Pour faciliter les recrutements, des plateformes des métiers de l'autonomie ont été expérimentées, en partenariat avec la Caisse nationale de solidarité pour l'autonomie (CNSA), dans dix-neuf départements. Elles proposent des actions adaptées aux territoires, en matière d'information, d'orientation, de formation et d'accompagnement vers ces métiers.
Enfin, les métiers du champ médico-social font l'objet d'une valorisation nationale, grâce au programme Prendre soin, conduit avec France Travail depuis la fin de l'année 2024.
Les solutions comprennent également la formation d'un plus grand nombre de professionnels. Depuis 2020, 13 500 places supplémentaires ont été financées dans les cursus menant à l'obtention des diplômes d'aide-soignant, d'infirmier et d'accompagnant éducatif et social, grâce aux contrats passés entre l'État et les régions.
Par ailleurs, l'amélioration des conditions de travail constitue un axe majeur, financé à hauteur de 55 millions d'euros délégués aux ARS en 2025.
En l'absence de titulaires, on est obligé de recourir à l'intérim – c'est un enjeu de plus en plus prégnant pour le secteur. Deux décrets d'application de la loi Valletoux de 2024 imposent une durée minimale de deux ans d'exercice hors intérim aux professionnels en début de carrière dans les établissements et services sociaux et médico-sociaux, sous peine de sanctions pour les structures concernées.

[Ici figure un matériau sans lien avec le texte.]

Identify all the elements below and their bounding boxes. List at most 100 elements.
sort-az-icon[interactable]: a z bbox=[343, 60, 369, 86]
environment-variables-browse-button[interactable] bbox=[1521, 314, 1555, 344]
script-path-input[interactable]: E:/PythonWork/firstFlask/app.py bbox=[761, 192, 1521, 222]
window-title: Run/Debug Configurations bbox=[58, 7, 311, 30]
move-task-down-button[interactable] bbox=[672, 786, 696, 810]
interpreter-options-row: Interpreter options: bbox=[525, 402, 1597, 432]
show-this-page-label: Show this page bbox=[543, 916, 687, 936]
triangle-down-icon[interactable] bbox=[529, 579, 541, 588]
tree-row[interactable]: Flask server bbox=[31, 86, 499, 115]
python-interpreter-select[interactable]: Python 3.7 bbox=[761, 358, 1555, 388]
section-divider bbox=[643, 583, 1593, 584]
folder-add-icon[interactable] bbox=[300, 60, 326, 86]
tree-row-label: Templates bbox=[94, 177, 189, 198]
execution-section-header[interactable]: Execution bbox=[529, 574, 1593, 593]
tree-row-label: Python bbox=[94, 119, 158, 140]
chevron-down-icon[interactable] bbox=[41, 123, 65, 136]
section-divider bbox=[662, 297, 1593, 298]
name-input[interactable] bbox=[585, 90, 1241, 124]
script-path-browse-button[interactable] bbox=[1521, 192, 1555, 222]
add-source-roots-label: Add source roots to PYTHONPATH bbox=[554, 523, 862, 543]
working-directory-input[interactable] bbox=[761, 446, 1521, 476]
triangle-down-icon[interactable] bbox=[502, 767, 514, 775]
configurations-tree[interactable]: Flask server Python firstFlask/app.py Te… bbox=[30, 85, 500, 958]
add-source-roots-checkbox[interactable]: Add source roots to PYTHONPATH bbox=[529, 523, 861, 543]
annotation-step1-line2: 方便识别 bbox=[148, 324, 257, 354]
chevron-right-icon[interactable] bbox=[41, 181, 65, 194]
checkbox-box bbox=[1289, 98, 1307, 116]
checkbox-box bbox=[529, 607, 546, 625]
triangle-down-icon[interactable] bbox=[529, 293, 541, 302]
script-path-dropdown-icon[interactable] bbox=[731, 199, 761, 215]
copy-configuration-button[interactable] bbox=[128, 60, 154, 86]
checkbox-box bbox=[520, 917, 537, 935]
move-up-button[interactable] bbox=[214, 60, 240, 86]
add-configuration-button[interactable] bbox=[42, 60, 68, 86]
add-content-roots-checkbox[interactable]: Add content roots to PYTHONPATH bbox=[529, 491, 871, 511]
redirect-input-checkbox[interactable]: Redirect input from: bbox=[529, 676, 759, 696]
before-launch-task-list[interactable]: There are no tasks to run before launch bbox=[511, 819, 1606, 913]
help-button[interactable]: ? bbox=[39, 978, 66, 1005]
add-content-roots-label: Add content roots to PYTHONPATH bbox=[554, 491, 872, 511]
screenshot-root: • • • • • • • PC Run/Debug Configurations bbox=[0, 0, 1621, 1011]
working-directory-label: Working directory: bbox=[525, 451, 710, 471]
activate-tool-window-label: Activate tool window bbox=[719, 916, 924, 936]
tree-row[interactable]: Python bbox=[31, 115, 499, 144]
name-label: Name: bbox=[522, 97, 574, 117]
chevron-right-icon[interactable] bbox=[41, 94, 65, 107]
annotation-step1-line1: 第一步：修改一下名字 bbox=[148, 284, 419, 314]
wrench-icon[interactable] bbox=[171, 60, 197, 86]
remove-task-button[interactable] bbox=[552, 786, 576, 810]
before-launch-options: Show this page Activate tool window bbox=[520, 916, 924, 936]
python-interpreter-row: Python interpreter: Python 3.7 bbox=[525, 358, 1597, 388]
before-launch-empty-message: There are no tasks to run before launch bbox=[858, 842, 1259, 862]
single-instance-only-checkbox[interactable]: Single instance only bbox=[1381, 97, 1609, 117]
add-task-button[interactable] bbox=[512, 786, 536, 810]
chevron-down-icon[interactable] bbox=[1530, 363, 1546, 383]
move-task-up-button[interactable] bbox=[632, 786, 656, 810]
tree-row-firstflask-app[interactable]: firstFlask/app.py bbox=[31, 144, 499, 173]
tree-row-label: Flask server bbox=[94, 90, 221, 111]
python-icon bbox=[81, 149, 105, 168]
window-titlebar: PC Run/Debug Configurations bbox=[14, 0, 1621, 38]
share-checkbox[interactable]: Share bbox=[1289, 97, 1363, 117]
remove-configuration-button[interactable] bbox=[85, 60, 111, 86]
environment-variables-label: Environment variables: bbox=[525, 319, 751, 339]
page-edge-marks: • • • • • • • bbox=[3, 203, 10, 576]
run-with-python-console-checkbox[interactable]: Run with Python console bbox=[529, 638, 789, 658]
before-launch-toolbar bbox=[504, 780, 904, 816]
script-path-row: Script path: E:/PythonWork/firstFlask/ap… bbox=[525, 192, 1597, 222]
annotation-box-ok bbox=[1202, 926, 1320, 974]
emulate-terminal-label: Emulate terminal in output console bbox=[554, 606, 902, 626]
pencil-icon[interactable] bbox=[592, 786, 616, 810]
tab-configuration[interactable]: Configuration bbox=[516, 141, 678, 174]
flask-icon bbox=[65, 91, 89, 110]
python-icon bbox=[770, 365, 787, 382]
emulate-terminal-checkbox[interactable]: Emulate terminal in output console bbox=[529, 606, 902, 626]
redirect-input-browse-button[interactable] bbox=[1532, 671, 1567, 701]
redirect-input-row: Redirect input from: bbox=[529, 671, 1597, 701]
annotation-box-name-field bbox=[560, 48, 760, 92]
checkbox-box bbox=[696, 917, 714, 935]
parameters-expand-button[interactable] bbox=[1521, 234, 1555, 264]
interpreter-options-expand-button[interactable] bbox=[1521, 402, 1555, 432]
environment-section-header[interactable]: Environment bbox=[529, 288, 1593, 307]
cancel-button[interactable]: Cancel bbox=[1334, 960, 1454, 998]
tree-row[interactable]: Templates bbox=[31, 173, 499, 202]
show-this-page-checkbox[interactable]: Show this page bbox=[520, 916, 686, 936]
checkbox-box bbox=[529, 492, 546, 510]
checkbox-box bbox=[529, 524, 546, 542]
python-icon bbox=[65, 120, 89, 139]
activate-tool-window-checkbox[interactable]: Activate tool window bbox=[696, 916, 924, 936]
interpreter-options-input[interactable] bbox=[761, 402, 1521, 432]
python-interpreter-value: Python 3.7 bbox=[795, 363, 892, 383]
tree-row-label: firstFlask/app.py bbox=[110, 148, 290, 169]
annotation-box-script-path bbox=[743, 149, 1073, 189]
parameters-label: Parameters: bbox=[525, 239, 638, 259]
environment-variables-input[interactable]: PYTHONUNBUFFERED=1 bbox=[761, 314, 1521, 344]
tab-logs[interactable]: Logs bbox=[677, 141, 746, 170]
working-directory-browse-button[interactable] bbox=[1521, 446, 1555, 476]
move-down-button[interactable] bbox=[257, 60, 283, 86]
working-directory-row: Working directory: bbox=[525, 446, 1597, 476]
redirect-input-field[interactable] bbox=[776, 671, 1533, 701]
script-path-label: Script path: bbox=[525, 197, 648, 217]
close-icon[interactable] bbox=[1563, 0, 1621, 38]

Vous le constatez, nous sommes pleinement mobilisés pour renforcer l'attractivité des métiers concernés et pourvoir les postes vacants du secteur.
Mme la présidente. La parole est à Mme Marie Récalde.
Mme Marie Récalde. Vous avez raison, nous partageons la même préoccupation. On voit que beaucoup de choses sont déjà faites mais, malgré tout, nos constats restent implacables et inquiétants.
Je retiens votre dernier mot, celui d'attractivité. Il faut mener un travail auprès de nos jeunes pour revaloriser l'image de ces métiers, les rendre plus attrayants et organiser des passages de relais – des formes de tutorat ? – qui n'existent pas encore aujourd'hui. Plusieurs voies doivent être explorées et je ne suis pas certaine, bien qu'elle soit importante, que la revalorisation salariale soit le seul moyen de motiver des professionnels passionnément attachés à leur métier.